Forests are complex three-dimensional ecosystems, but little is known about the influence of vertical stratification of forest structure on biodiversity and species turnover. Saproxylic beetles make a substantial contribution to forest biodiversity and ecosystem functions such as nutrient cycling. Management measures aimed at supporting saproxylic biodiversity are becoming an integral part of sustainable forest management practices. Yet, monitoring is carried out under the assumption that saproxylic activity at ground level will be a realistic reflection of saproxylic biodiversity in the forest as a whole.
To investigate the validity of this assumption we compare vertical stratification and composition of saproxylic beetle assemblages between three forest types of varying altitude and latitude, including a tropical lowland forest in Panama, a temperate lowland forest and a temperate montane forest, both in the eastern Czech Republic. Beetles were sampled following a standardized sampling protocol using flight intercept traps arranged in vertical transects.

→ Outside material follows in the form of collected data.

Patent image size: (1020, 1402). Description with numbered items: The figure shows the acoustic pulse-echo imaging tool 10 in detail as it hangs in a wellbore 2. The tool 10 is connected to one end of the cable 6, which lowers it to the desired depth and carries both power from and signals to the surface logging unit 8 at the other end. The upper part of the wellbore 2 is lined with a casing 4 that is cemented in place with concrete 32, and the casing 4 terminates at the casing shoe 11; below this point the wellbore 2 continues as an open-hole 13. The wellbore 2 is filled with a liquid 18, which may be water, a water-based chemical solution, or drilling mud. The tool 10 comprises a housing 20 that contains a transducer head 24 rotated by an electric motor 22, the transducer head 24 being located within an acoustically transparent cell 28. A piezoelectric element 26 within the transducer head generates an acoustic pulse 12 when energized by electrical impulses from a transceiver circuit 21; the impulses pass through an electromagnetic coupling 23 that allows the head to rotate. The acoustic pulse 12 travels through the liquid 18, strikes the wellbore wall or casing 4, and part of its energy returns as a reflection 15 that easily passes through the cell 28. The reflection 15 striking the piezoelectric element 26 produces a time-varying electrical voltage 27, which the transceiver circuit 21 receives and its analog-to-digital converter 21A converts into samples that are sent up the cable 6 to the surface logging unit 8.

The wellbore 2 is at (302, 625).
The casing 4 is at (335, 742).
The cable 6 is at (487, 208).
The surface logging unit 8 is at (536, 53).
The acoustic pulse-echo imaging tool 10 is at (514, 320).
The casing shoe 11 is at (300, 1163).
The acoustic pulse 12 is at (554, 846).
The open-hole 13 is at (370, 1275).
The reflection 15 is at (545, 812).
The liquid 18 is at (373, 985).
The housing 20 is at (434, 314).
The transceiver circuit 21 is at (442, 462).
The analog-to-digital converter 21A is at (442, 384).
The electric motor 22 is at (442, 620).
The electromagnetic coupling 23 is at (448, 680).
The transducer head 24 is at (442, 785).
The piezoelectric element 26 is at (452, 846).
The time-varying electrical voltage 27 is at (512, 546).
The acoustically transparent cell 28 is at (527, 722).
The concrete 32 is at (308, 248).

Overall, the tropical forest was estimated to harbour two to three times more saproxylic beetle species than the temperate lowland and the montane forest, respectively. However, point richness estimates within vertical strata were remarkably similar between biomes. Species richness was similar in the understorey of all three forests. It peaked in the canopy of the tropical forest but in the understorey of temperate forests. So, while the beetle assemblages were clearly vertically stratified in all three forest types, stratification patterns varied markedly between tropical and temperate forests. This trend is driven primarily by the high richness of saproxylic beetles in the tropical forest canopy. However these richness differences belie the strong similarities in stratification of feeding guild composition observed all three forest types. This would tend to suggest that similar trophic structuring forces might operate across very different forest biomes of the world.
Similarities in feeding guild composition suggest that management measures aiming at conserving biodiversity of saproxylic beetles are likely to be effective across different forest types. The differences in vertical stratification, however, suggest that understorey monitoring alone will be insufficient to understand management effects on saproxylic biodiversity. In the tropics, in particular, more emphasis will need to be placed on managing the diverse, three-dimensional structure of forest canopies as habitat for saproxylic beetles.